The scikit-learn package contains one implementation that requires you to specify the number of features to select and another implementation that tunes the number of features automatically through cross-validation.
The following example is based on http://scikit-learn.org/dev/auto_examples/plot_rfe_with_cross_validation.html
# Synthesize a classification dataset with 25 total features,
# 3 informative features, 2 redundant features
from sklearn.datasets import make_classification
X, y = make_classification(n_samples=1000, n_features=25, n_informative=3,
n_redundant=2, n_repeated=0, n_classes=8, n_clusters_per_class=1,
random_state=0)
# Select features
from sklearn.feature_selection import RFECV
from sklearn.svm import SVC
from sklearn.cross_validation import StratifiedKFold
from sklearn.metrics import zero_one
featureSelector = RFECV(estimator=SVC(kernel='linear'), step=1,
cv=StratifiedKFold(y, 2), loss_func=zero_one)
featureSelector.fit(X, y)
# Look at fitted parameters of featureSelector
[x for x in dir(featureSelector) if not x.startswith('_') and x.endswith('_')]

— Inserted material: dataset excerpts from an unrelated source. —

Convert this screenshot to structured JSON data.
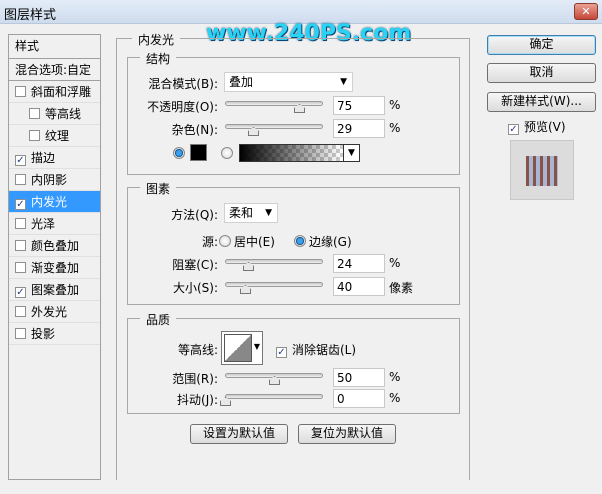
{
  "window": {
    "title": "图层样式",
    "close": "✕"
  },
  "watermark": "www.240PS.com",
  "sidebar": {
    "header": "样式",
    "blend_options": "混合选项:自定",
    "items": [
      {
        "label": "斜面和浮雕",
        "checked": false,
        "indent": false
      },
      {
        "label": "等高线",
        "checked": false,
        "indent": true
      },
      {
        "label": "纹理",
        "checked": false,
        "indent": true
      },
      {
        "label": "描边",
        "checked": true,
        "indent": false
      },
      {
        "label": "内阴影",
        "checked": false,
        "indent": false
      },
      {
        "label": "内发光",
        "checked": true,
        "indent": false,
        "selected": true
      },
      {
        "label": "光泽",
        "checked": false,
        "indent": false
      },
      {
        "label": "颜色叠加",
        "checked": false,
        "indent": false
      },
      {
        "label": "渐变叠加",
        "checked": false,
        "indent": false
      },
      {
        "label": "图案叠加",
        "checked": true,
        "indent": false
      },
      {
        "label": "外发光",
        "checked": false,
        "indent": false
      },
      {
        "label": "投影",
        "checked": false,
        "indent": false
      }
    ]
  },
  "panel": {
    "title": "内发光",
    "structure": {
      "title": "结构",
      "blend_mode_label": "混合模式(B):",
      "blend_mode": "叠加",
      "opacity_label": "不透明度(O):",
      "opacity": "75",
      "noise_label": "杂色(N):",
      "noise": "29",
      "unit": "%",
      "color": "#000000"
    },
    "elements": {
      "title": "图素",
      "method_label": "方法(Q):",
      "method": "柔和",
      "source_label": "源:",
      "source_center": "居中(E)",
      "source_edge": "边缘(G)",
      "choke_label": "阻塞(C):",
      "choke": "24",
      "choke_unit": "%",
      "size_label": "大小(S):",
      "size": "40",
      "size_unit": "像素"
    },
    "quality": {
      "title": "品质",
      "contour_label": "等高线:",
      "antialias_label": "消除锯齿(L)",
      "antialias": true,
      "range_label": "范围(R):",
      "range": "50",
      "jitter_label": "抖动(J):",
      "jitter": "0",
      "unit": "%"
    },
    "set_default": "设置为默认值",
    "reset_default": "复位为默认值"
  },
  "buttons": {
    "ok": "确定",
    "cancel": "取消",
    "new_style": "新建样式(W)...",
    "preview_label": "预览(V)",
    "preview": true
  }
}
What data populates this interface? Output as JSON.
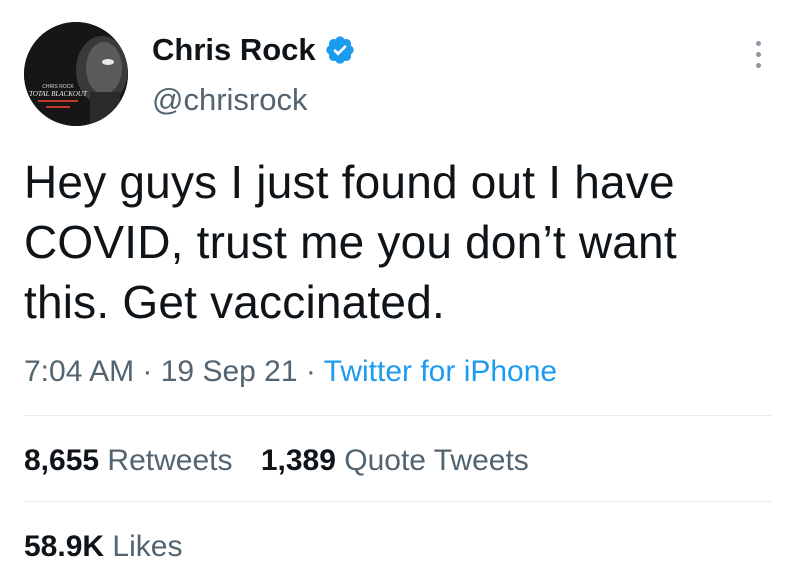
{
  "author": {
    "name": "Chris Rock",
    "handle": "@chrisrock",
    "verified": true,
    "avatar_icon": "avatar-chris-rock-total-blackout",
    "avatar_text": [
      "CHRIS ROCK",
      "TOTAL BLACKOUT"
    ]
  },
  "tweet": {
    "text_lines": [
      "Hey guys I just found out I have",
      "COVID, trust me you don’t want",
      "this. Get vaccinated."
    ],
    "time": "7:04 AM",
    "date": "19 Sep 21",
    "separator": " · ",
    "source": "Twitter for iPhone"
  },
  "stats": {
    "retweets_count": "8,655",
    "retweets_label": "Retweets",
    "quotes_count": "1,389",
    "quotes_label": "Quote Tweets",
    "likes_count": "58.9K",
    "likes_label": "Likes"
  },
  "colors": {
    "text": "#0f1419",
    "secondary": "#536471",
    "accent": "#1d9bf0",
    "divider": "#e6ecf0"
  },
  "icons": {
    "verified": "verified-badge-icon",
    "more": "more-options-icon"
  }
}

# Check the number of features
len(X[0])
# Look at a specific sample of features
X[0]
# Look at how the features have been ranked
featureSelector.ranking_
# Get a boolean index array marking which features are informative
featureSelector.support_
# Count the number of features that have been ranked as informative
print sum(featureSelector.ranking_ == 1)
print sum(featureSelector.support_)
print featureSelector.n_features_
# Look at how the performance of the classifier changes as
# features are included in the dataset in order of informative rank;
# note that the cross-validation score is the number of
# misclassifications because we chose the zero_one loss function
print featureSelector.cv_scores_
# Plot the above information;
# note that after including the third feature,
# the performance of the classifier does not improve
import pylab as pl
pl.figure()
pl.title('Cross-validation scores after recursive feature elimination')
pl.xlabel('Number of features selected')
pl.ylabel('Number of misclassifications')
pl.plot(xrange(1, len(featureSelector.cv_scores_) + 1),
featureSelector.cv_scores_)
pl.show()